Ideally, if we have a pair of requests (preemptible:true and preemptible:false) and a queued container with preemptible:true, it is probably better to start a container with preemptible:false, and use it for both reqs, although I think this will be inconvenient to implement.
The easier situation, which we encountered today, has a container that matches reuse criteria but has preemptible:true and isn't about to run because it has priority 0 (i.e., whatever CR requested it has since been cancelled/failed). In this situation we should create a new container with preemptible:false instead of using the existing one.

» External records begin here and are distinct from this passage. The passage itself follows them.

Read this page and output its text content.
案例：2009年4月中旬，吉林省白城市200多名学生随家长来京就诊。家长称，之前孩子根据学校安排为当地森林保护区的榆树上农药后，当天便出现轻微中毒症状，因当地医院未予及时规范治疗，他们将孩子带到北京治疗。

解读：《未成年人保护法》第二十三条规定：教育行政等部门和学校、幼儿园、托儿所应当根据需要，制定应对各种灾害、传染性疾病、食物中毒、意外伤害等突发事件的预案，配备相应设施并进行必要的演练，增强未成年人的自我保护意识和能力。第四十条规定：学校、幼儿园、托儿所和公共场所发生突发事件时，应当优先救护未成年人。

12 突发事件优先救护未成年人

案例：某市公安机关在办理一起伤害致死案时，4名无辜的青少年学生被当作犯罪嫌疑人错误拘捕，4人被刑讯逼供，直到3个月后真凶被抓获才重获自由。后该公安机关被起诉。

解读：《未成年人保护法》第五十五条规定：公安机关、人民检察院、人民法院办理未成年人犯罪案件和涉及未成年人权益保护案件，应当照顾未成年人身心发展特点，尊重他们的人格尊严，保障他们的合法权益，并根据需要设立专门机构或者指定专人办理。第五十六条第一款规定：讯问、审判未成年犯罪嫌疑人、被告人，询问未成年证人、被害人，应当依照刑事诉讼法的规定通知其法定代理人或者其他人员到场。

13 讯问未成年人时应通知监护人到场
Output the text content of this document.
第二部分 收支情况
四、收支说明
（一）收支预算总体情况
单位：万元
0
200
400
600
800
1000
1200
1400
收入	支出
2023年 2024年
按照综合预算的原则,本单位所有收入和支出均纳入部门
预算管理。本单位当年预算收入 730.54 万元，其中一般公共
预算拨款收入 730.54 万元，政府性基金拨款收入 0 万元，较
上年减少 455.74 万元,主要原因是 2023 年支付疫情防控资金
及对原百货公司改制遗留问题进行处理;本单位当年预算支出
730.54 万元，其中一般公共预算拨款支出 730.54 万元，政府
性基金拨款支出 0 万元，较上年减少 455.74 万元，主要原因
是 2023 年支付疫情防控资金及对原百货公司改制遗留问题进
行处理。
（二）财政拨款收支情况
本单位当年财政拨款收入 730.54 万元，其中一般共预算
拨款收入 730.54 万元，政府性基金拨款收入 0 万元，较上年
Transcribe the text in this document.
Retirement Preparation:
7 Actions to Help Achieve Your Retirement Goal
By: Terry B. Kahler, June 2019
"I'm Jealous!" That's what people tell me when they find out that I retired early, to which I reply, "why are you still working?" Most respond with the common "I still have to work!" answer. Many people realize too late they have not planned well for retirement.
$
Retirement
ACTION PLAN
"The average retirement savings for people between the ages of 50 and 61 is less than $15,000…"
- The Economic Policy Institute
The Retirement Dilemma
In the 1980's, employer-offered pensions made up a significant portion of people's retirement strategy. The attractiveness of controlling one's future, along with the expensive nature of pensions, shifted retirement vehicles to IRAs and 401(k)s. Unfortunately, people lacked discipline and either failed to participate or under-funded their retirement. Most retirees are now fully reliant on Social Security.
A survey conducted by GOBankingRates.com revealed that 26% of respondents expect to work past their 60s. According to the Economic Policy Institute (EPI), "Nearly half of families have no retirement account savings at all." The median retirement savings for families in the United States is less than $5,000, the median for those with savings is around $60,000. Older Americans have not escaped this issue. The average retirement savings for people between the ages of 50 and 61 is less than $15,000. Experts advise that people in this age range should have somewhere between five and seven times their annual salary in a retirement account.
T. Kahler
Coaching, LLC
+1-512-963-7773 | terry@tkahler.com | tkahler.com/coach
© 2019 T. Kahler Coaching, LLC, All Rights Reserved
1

Another easy change: when a request has preemptible:false, don't reuse a container with preemptible:true that is in Queued or Locked state, even if it has priority>0, because there's a relatively high likelihood it will fail (especially considering the common pattern of "start non-preemptible workflow because preemptible workflow is not getting anywhere"). I think it's OK if this is wasteful in the (less common?) case of a race while preemptible containers are running well.
This covers the "easier situation" and "another easy change" (see description).
"Ideally ... although inconvenient to implement" (i.e., in the "another easy change" case, also cancel the preemptible container and reassign the new non-preemptible container to the pending preemptible request) is not covered.